Whatever your decision, the people around you are going to have to accept that if you make a decision you might change it abruptly and for no reason other than YOU no longer feel it is working in your best interests. This is particularly so in the first few months when you are really coming to terms with the diagnosis. My experience has been that I switched back and forth in how I felt about the diagnosis and experimented to see if it was right until I felt comfortable. I think this is a normal part of the acceptance process and is not my being wishy-washy or indecisive.
Whatever you do, don’t go into denial about the diagnosis. Keep an open mind until you have gathered enough information. This is particularly so if you have family or friends around you who tell you that there is nothing wrong with you, that you are just lazy, or weak willed, or looking for attention. Such people aren’t looking after your best interests, they are looking after theirs and they are in denial.
When I was told I was manic depressive, instead of denying that anything was wrong I took a positive step to monitor myself to see how I was doing. I constantly checked on how I was feeling and what I was doing and kept asking myself – Is this good? Is this healthy? Is this what I should be doing? Am I overdoing it? By monitoring myself for signals for mania and depression I was able to gather information about myself. I kept a mood chart. It was this combination of checking my past and monitoring myself in the present that allowed me to rather reluctantly come to the acceptance that I was manic depressive.
It took a few months to do all the checking before I was satisfied, it was not a simple decision I made after a week. Ignore the persons who want a quick decisive answer from you – it just does not happen that way.
About Your Current Diagnosis
I know this sounds a bit out of character, but I would strongly recommend that you follow the psychiatrists advice, and if you have been prescribed medication, to take it as directed.
The reason is fairly simple. You’ve been to the psychiatrist’s office because there are problems in you life now. Whether you think the diagnosis is right or wrong, the advice given is still good advice. It is worth following.
If you have been given medications, take them. If you are manic depressive, you will probably feel better than you currently do after a week or so. If you don’t, you can always go back to the psychiatrist and complain. In any case, I think that taking the medications even for a short while has its own value (check the Worries about Taking Medication page).
Whatever you do, until you are more of less sure of what is happening, keep in touch with your psychiatrist. I think in the first month or two after diagnosis you should be seeing your psychiatrist about once a week to ask all the questions you have and get advice and reassurance you need.

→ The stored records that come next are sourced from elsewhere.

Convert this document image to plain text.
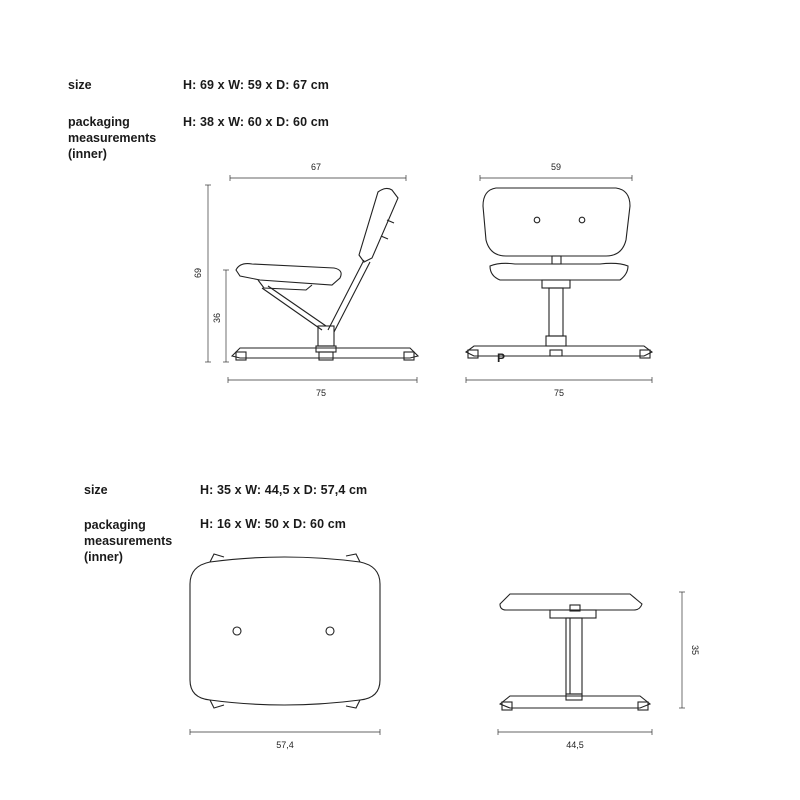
size	H: 69 x W: 59 x D: 67 cm
packaging
measurements
(inner)
H: 38 x W: 60 x D: 60 cm
size	H: 35 x W: 44,5 x D: 57,4 cm
packaging
measurements
(inner)
H: 16 x W: 50 x D: 60 cm
67
69
36
75
59
P
75
57,4
35
44,5
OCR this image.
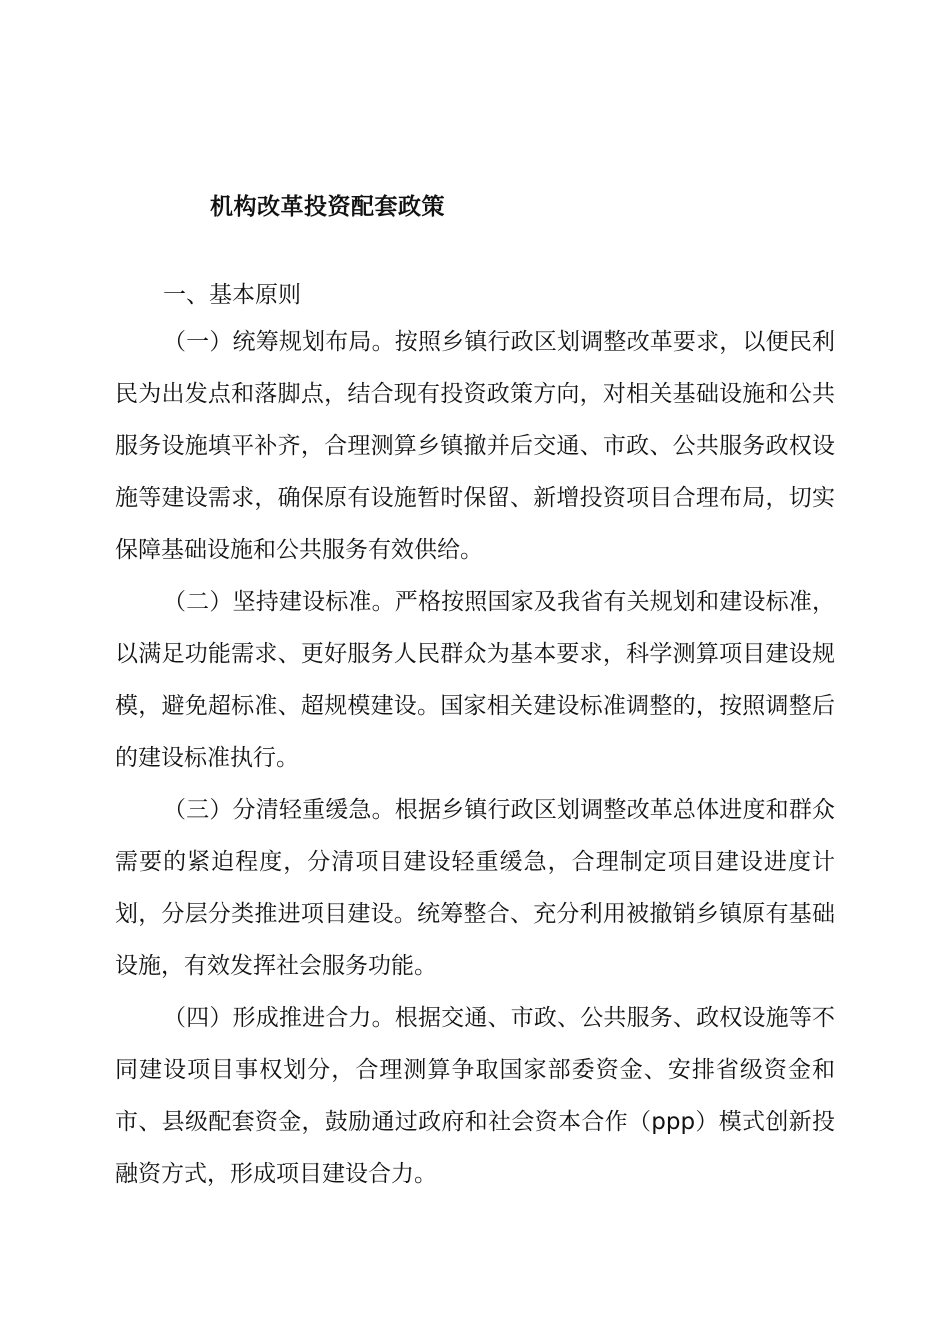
机构改革投资配套政策
一、基本原则

（一）统筹规划布局。按照乡镇行政区划调整改革要求，以便民利民为出发点和落脚点，结合现有投资政策方向，对相关基础设施和公共服务设施填平补齐，合理测算乡镇撤并后交通、市政、公共服务政权设施等建设需求，确保原有设施暂时保留、新增投资项目合理布局，切实保障基础设施和公共服务有效供给。

（二）坚持建设标准。严格按照国家及我省有关规划和建设标准，以满足功能需求、更好服务人民群众为基本要求，科学测算项目建设规模，避免超标准、超规模建设。国家相关建设标准调整的，按照调整后的建设标准执行。

（三）分清轻重缓急。根据乡镇行政区划调整改革总体进度和群众需要的紧迫程度，分清项目建设轻重缓急，合理制定项目建设进度计划，分层分类推进项目建设。统筹整合、充分利用被撤销乡镇原有基础设施，有效发挥社会服务功能。

（四）形成推进合力。根据交通、市政、公共服务、政权设施等不同建设项目事权划分，合理测算争取国家部委资金、安排省级资金和市、县级配套资金，鼓励通过政府和社会资本合作（ppp）模式创新投融资方式，形成项目建设合力。
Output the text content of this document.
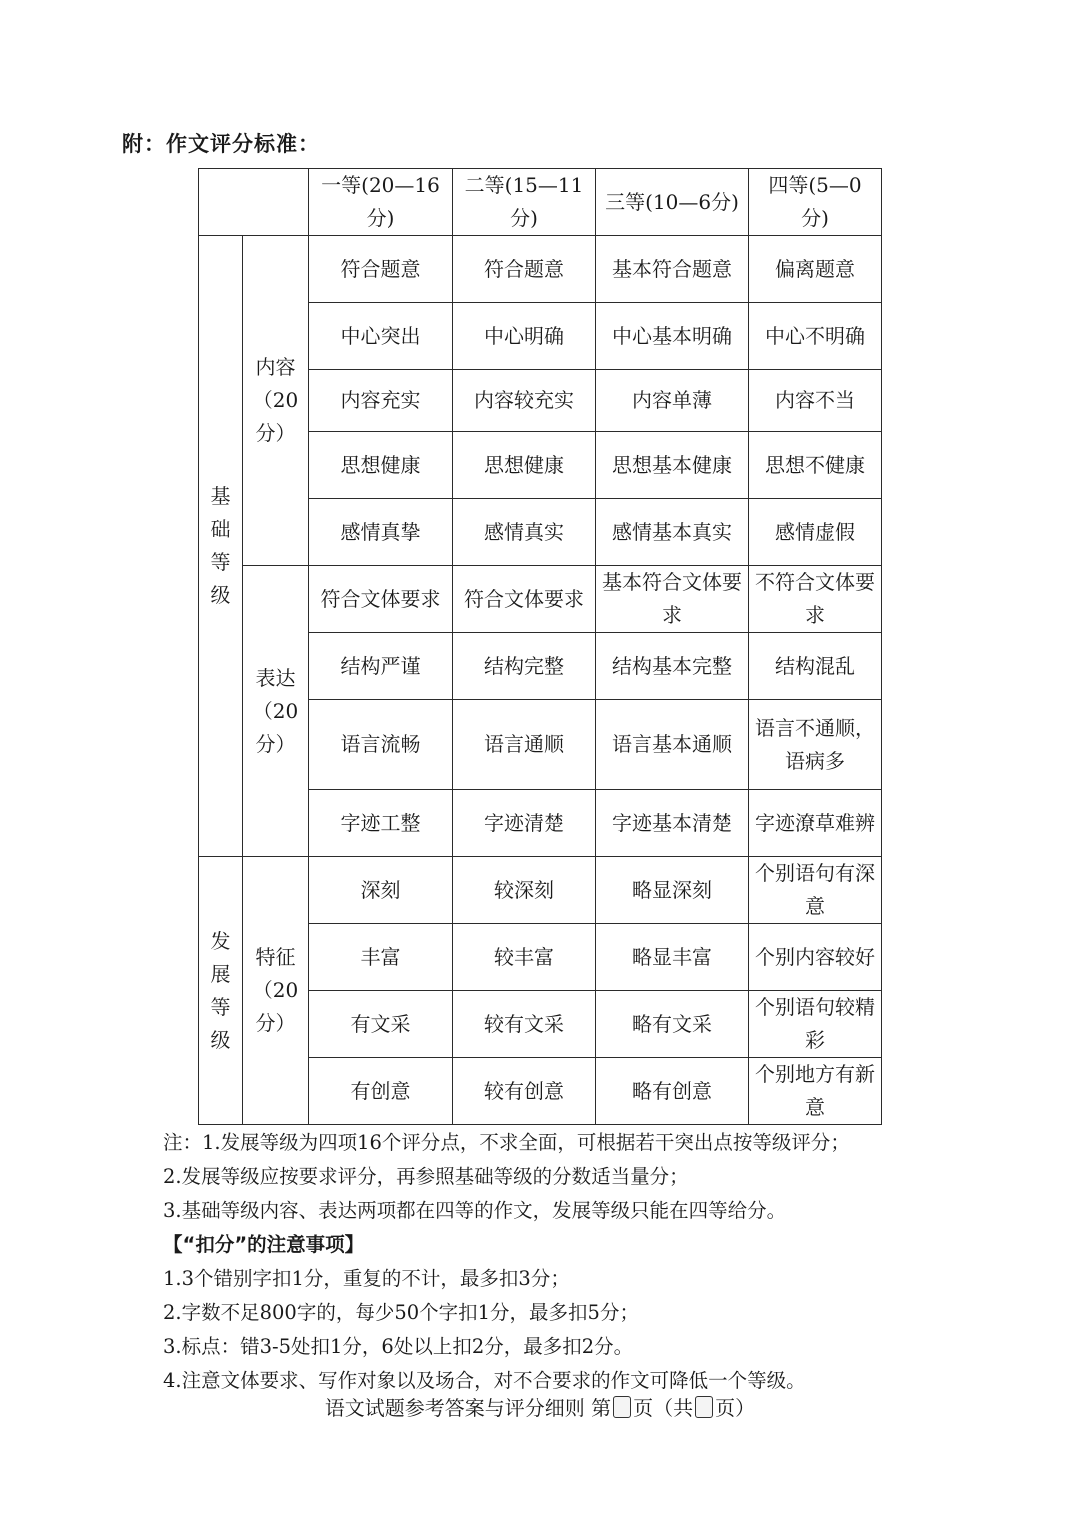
附：作文评分标准：
		一等(20—16分)	二等(15—11分)	三等(10—6分)	四等(5—0分)
基础等级	内容（20分）	符合题意	符合题意	基本符合题意	偏离题意
		中心突出	中心明确	中心基本明确	中心不明确
		内容充实	内容较充实	内容单薄	内容不当
		思想健康	思想健康	思想基本健康	思想不健康
		感情真挚	感情真实	感情基本真实	感情虚假
	表达（20分）	符合文体要求	符合文体要求	基本符合文体要求	不符合文体要求
		结构严谨	结构完整	结构基本完整	结构混乱
		语言流畅	语言通顺	语言基本通顺	语言不通顺，语病多
		字迹工整	字迹清楚	字迹基本清楚	字迹潦草难辨
发展等级	特征（20分）	深刻	较深刻	略显深刻	个别语句有深意
		丰富	较丰富	略显丰富	个别内容较好
		有文采	较有文采	略有文采	个别语句较精彩
		有创意	较有创意	略有创意	个别地方有新意

注：1.发展等级为四项16个评分点，不求全面，可根据若干突出点按等级评分；

2.发展等级应按要求评分，再参照基础等级的分数适当量分；

3.基础等级内容、表达两项都在四等的作文，发展等级只能在四等给分。

【“扣分”的注意事项】

1.3个错别字扣1分，重复的不计，最多扣3分；

2.字数不足800字的，每少50个字扣1分，最多扣5分；

3.标点：错3-5处扣1分，6处以上扣2分，最多扣2分。

4.注意文体要求、写作对象以及场合，对不合要求的作文可降低一个等级。

语文试题参考答案与评分细则 第 页（共 页）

As I found out, at the end of everything, the decision on whether you are bipolar rests with you alone. The psychiatrist’s diagnosis is only the start of the process. You have to now finish the diagnosis and determine if it makes sense to you.
My biggest problem with being manic depressive initially wasn’t with being manic depressive. It was trying to deal with the shame and guilt and anxiety of not functioning properly on a day to day basis. And of having gotten myself in the mess my life was at the time.
But even while I was deciding if I was manic depressive, I learned to say to myself – “Jinnah, even if I’ve screwed up, I don’t need this extra burden of shame and guilt and anxiety.” That’s when my then life started to get better. Getting rid of the the shame and the guilt and the anxiety took away more than half of the problems I had when trying to get my life on track again.